A shadow passes over him, and he opens his eyes.

A strong hand reaches down and grabs him under one shoulder. Jericho does not have the strength to either help or resist. He lets himself be picked up and hauled over the side of a dugout canoe where he coughs water out of his lungs, then deeply inhales the sweet air. He looks up to see Kenosha, bare-chested, paddling with powerful strokes, propelling the canoe toward the river bank.

Jericho hauls himself up and looks toward the falls. He catches a last glimpse of the grotesque manmade beast of metal, fuel, and cataclysmic power as it sails over the falls and disappears in a sea of foam, swallowed up by the eternal forces of nature, by the Earth itself.

-59-

One Final Ghost

The sun is high in the blue Wyoming sky, and Base Camp Alpha swarms with suits.
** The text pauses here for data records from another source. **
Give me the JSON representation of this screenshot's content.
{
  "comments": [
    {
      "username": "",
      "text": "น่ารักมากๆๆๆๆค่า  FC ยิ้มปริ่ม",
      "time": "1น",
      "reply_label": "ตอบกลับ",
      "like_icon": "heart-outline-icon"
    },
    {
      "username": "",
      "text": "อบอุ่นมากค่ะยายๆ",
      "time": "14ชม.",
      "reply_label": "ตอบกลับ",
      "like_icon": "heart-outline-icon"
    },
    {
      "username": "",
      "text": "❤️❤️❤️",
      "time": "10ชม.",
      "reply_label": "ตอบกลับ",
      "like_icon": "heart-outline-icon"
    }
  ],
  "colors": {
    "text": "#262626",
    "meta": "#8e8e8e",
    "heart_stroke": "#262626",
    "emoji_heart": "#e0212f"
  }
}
State Department flunkies sip bottled water and tend to the freed ambassadors, toting food from a catering truck commandeered from a movie set in the Black Hills. No M.R.E.’s for the diplomats.

Gleaming trucks with huge satellite dishes are in place, network news crews dropping in by helicopter. Reporters jockey for position in front of the command tent, waiting for a glimpse of Colonel Zwick and Captain Clancy, already anointed as the brains and brawn of Operation Peacekeeper.

The armor is moving out, raising a racket, to the consternation of the TV reporters who are doing their stand-ups in front of Abrams tanks that won’t stand still or be quiet. Medics patch up wounded soldiers, and the F.B.I. hauls off Rachel, James and the few surviving commandos in shackles.

Jack Jericho stands alone, a blanket wrapped around his shoulders. He sips coffee and seems at peace with the world, if a bit removed from it. There are too many thoughts to sort out just now. He thinks of his father and his brother, and for once, the thoughts do not bring anguish. Strange, random memories come to him. He remembers catching his first trout, his father helping him clean the fish, then cooking it over an open fire. Has anything ever tasted so good? He remembers wrestling with his brother in a field of freshly mowed hay. He remembers the coal mine, too, but the feeling is different, now. There is a sadness, but it is a sadness without pain. He thinks of the memorial outside the collapsed shaft that was erected by the union. Twenty-seven names are inscribed on a bronze plaque.